Immunohistochemistry staining

The selected sections were deparaffinized, blocked and incubated with primary antibodies against BMP2 (Abcam, Cat#AB214821), OCN (Abcam, Cat#AB93876), VEGFR-1 (Abcam, Cat#AB2350), and CD31 (Abcam, Cat#AB32457) at a 1:200 dilution by 3% w/v BSA overnight at 4 °C. After washing, all samples were incubated with horseradish peroxidase-conjugated secondary antibodies (ZSGB-BIO, diluted with PBS, Cat#PV-9001) and observed under a Zeiss light microscope. Each group comprised at least 3 slides, and each slide was observed at the defect margin and the defect center including the scaffolds.

Statistics and reproducibility

All experiments were repeated at least three times. The semiquantitative analysis was obtained from at least three samples and presented as the means ± standard deviation (SD).

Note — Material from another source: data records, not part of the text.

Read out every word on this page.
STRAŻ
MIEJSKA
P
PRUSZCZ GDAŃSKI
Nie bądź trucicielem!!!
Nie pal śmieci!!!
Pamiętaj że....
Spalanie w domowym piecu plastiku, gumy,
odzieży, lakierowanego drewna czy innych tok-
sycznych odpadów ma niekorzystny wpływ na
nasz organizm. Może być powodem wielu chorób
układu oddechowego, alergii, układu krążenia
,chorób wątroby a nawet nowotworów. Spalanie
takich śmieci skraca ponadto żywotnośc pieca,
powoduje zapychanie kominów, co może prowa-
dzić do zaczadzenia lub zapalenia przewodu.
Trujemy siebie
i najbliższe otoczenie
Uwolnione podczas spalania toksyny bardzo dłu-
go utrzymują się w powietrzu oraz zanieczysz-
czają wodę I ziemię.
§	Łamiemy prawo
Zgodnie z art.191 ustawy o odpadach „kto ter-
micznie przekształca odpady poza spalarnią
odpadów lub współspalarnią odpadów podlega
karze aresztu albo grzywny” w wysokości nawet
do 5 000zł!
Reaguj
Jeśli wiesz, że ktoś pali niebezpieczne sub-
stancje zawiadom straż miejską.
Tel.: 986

Statistical differences were assessed by Student’s t test (between two groups) and one-way ANOVA with Tukey’s post hoc multiple comparisons test (among three or four groups) by using GraphPad Prism 8 software (GraphPad Software Inc.). A P value less than 0.05 was considered statistically significant.

Reporting summary

Further information on research design is available in the Nature Portfolio Reporting Summary linked to this article.